The change comes in the wake of legal pressure and ongoing criticism that existing deductions from Universal Credit left claimants struggling to make ends meet. Effective from April 30, 2025, the DWP has formally reduced the maximum level of deductions from Universal Credit payments a move that will directly improve the financial wellbeing of over one million claimants.
What Was the £36 Rule?
Historically, Universal Credit recipients could have up to 25% of their monthly standard allowance deducted to repay various government debts such as advance loans, rent arrears, or benefit overpayments. For many single adults, this could amount to around £36 or more each month being withheld from their payments, placing them under significant financial pressure.
The High Court ruled that such deductions were unlawful, especially when they resulted in claimants being left without enough money to cover essential living costs. Advocacy groups and charities had long argued that the system disproportionately penalised the most vulnerable.
What Has Changed?
The DWP has responded by lowering the maximum deduction from 25% to 15%, ensuring that claimants retain more of their monthly support.
This policy change is expected to:
- Benefit 1.2 million low-income households
- Help 700,000 families with children
- Provide an annual boost of up to £420 per household
Early Bank Holiday Payments
In related news, many claimants saw early Universal Credit and other benefit payments ahead of the Early May Bank Holiday (Monday, May 5, 2025).

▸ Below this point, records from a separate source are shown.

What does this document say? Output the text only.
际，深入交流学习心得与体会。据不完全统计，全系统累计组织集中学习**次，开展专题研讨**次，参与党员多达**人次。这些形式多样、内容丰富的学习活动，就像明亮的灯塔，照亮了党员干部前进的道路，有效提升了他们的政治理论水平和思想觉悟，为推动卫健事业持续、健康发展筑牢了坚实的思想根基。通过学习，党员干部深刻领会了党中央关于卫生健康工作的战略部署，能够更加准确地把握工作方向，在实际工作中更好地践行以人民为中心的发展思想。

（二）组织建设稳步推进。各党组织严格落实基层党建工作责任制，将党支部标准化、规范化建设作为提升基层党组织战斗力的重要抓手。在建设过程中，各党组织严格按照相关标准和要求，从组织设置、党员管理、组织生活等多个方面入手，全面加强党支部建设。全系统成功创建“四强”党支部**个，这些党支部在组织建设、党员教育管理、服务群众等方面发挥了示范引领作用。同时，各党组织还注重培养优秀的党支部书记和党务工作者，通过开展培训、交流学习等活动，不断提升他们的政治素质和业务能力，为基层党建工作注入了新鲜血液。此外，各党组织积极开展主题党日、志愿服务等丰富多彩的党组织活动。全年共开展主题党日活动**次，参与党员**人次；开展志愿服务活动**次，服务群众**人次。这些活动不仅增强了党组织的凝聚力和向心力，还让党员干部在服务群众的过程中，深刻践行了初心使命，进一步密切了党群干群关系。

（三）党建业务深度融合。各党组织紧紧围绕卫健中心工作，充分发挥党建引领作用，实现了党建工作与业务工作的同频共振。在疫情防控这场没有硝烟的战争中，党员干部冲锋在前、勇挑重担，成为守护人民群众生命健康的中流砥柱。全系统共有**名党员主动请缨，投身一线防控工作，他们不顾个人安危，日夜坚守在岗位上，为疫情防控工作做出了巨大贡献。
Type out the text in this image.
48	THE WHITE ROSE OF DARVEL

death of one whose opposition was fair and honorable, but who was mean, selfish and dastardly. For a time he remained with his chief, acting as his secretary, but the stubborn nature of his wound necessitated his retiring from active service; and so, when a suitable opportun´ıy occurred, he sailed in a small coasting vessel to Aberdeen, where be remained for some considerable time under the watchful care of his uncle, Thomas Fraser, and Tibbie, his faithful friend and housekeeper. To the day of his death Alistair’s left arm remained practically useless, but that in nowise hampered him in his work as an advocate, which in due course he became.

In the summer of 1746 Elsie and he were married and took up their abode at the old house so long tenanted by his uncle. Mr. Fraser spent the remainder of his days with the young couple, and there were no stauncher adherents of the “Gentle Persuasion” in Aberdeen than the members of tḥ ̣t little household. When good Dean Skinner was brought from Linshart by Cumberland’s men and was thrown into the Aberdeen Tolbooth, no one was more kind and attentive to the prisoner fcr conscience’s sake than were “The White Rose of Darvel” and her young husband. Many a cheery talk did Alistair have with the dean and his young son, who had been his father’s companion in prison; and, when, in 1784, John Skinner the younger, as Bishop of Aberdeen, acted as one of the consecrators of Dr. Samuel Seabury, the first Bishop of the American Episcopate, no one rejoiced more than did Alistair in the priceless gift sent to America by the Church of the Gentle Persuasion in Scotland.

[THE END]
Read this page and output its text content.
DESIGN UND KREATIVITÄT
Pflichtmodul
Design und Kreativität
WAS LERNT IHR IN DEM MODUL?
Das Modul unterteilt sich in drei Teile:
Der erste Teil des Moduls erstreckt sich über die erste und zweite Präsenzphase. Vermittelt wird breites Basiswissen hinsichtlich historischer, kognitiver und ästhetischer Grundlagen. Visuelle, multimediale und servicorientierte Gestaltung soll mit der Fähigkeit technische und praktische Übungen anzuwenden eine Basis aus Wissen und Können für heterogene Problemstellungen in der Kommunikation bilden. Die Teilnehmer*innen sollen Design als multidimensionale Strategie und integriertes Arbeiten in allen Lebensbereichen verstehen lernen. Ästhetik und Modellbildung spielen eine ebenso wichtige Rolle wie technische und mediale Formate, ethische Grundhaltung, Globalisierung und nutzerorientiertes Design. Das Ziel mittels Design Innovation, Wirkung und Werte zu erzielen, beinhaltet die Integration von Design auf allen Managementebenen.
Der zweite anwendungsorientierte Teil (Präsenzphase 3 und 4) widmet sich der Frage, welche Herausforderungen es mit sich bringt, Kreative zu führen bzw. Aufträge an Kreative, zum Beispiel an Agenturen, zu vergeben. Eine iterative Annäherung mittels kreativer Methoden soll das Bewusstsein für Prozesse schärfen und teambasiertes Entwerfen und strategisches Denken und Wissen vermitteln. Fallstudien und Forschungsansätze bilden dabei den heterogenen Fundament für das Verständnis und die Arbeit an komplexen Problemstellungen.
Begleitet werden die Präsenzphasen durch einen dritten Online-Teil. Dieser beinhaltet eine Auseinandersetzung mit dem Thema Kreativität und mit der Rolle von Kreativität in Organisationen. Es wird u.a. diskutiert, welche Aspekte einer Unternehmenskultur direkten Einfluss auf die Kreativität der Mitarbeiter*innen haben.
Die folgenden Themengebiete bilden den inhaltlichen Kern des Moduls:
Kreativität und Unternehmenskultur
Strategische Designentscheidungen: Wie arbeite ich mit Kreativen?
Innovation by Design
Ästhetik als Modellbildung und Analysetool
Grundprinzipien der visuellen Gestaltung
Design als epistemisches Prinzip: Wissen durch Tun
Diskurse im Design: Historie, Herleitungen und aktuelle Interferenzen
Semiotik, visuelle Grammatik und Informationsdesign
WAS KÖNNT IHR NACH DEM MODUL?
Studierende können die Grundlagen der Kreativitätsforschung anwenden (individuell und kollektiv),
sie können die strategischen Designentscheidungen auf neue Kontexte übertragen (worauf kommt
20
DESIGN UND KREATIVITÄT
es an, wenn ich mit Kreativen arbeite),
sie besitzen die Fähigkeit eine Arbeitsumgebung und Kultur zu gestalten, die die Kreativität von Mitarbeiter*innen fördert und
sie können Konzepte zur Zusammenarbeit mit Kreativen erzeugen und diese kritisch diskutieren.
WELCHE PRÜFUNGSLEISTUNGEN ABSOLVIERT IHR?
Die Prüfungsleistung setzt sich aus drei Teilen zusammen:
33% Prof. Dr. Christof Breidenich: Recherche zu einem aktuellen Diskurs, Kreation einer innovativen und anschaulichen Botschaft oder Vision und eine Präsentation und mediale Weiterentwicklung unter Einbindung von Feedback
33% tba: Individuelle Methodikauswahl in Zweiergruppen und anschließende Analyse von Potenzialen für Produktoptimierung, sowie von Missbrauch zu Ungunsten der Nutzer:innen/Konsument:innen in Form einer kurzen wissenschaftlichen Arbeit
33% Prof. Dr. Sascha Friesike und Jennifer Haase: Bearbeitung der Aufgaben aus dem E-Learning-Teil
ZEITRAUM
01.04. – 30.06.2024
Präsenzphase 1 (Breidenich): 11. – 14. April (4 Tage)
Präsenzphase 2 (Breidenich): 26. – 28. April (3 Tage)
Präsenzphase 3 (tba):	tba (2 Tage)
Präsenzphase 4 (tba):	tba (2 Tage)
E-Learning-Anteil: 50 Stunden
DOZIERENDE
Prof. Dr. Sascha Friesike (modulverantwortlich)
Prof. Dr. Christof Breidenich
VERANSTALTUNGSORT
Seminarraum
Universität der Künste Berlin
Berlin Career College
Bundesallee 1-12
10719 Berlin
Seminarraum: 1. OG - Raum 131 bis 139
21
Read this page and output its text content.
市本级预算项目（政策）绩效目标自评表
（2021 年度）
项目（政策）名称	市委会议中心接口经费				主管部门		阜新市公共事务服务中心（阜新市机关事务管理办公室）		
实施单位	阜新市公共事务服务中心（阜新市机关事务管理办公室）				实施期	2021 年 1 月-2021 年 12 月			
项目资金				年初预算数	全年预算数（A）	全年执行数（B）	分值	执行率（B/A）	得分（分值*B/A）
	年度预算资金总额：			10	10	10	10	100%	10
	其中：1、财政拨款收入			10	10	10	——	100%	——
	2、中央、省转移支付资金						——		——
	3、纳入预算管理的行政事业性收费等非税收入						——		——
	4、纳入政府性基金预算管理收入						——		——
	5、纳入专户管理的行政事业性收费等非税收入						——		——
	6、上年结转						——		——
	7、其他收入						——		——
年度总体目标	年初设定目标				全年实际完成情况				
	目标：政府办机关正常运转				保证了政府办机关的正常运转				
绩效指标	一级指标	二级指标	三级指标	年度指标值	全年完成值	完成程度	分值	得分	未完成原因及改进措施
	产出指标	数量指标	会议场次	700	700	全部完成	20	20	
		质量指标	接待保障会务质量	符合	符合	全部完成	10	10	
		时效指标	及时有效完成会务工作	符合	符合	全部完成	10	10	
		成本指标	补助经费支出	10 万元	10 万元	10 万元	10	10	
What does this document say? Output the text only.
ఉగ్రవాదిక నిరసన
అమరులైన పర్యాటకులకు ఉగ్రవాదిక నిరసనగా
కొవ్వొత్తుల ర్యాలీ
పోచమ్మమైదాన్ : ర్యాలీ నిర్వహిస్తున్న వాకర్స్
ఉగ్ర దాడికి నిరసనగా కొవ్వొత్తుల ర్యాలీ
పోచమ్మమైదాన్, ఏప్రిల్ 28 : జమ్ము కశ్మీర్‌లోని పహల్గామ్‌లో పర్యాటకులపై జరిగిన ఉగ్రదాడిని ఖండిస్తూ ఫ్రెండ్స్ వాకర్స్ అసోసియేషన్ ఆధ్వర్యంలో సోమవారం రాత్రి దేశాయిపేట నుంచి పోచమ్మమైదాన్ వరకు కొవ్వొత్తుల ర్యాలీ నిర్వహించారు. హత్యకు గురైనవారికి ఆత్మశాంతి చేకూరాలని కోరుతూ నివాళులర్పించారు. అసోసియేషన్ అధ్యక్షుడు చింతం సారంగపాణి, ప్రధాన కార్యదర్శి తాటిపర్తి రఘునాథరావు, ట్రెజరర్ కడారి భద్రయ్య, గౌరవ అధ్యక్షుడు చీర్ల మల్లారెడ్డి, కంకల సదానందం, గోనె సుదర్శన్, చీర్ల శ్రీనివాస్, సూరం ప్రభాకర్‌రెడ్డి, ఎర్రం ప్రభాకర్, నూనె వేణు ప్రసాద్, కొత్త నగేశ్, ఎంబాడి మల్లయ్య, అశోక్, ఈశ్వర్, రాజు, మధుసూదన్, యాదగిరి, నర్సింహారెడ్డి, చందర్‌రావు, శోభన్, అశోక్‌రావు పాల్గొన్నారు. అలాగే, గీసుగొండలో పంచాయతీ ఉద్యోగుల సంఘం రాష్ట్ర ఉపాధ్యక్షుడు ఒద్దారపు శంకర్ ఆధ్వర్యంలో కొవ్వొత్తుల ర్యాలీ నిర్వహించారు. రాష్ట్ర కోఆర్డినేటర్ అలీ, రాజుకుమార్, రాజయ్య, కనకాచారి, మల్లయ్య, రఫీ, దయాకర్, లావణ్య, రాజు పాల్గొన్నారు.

Payments scheduled for that date were issued on Friday, May 2 instead, covering 12 key benefits including:
- Universal Credit
- Jobseeker’s Allowance
- Employment and Support Allowance
- Personal Independence Payment
- Attendance Allowance
- State Pension
Recipients are being reminded to budget accordingly, as the next payment will follow the regular schedule, possibly leading to a longer wait than usual.

Managed Migration to Universal Credit Accelerated
Another major development involves the DWP’s push to complete the migration of legacy benefit claimants to Universal Credit by March 2026. Around 400,000 people, mostly those on income-related Employment and Support Allowance (ESA), are now being issued ‘migration notices’ requiring them to act within three months.
Failure to respond may result in loss of entitlement. The government urges affected individuals to check for these letters and complete the transition before the deadline.
Budgeting Advance Loans Still Available
For those experiencing unexpected financial strain, the DWP continues to offer interest-free Budgeting Advance loans. These are designed to help claimants cover one-off costs such as emergency home repairs, work travel, or funeral expenses.
The maximum available loan is:
- £348 for a single person
- £464 for a couple
- £812 for households with children
To qualify, individuals must have been receiving benefits for at least six months, have savings below £1,000, and meet income eligibility criteria. Repayments are automatically deducted from future Universal Credit payments over up to 24 months.
You can check your eligibility or apply via the DWP Budgeting Advance portal.
Campaigners Welcome the Move
Anti-poverty campaigners and social welfare organisations have welcomed the deduction cap reduction as a long-overdue improvement.
“This will make a real difference to struggling families,” said a spokesperson for Citizens Advice. “But the government must go further to ensure benefits meet the actual cost of living, especially as food and housing prices continue to rise.”
What This Means for Claimants
The update to the £36 rule is not just an administrative tweak — it’s a significant change that puts more money into the pockets of some of the UK’s most financially vulnerable citizens. With the cost-of-living crisis still looming, the reduction in repayment rates is expected to offer critical breathing space to thousands.
If you’re a Universal Credit claimant and unsure how these changes affect you, the best starting point is the official Universal Credit homepage or speaking directly with your work coach.
Conclusion
The DWP’s revision of the £36 deduction rule marks a meaningful shift in how welfare support is delivered in the UK. With more manageable repayment thresholds and stronger legal accountability, the update reflects growing recognition of the pressures faced by benefit recipients. While not a complete fix for broader issues within the Universal Credit system, this reform is a step toward a more compassionate and sustainable welfare model. As economic uncertainty persists, continued scrutiny and improvement of these systems will be crucial to protect vulnerable households and promote financial stability across the country.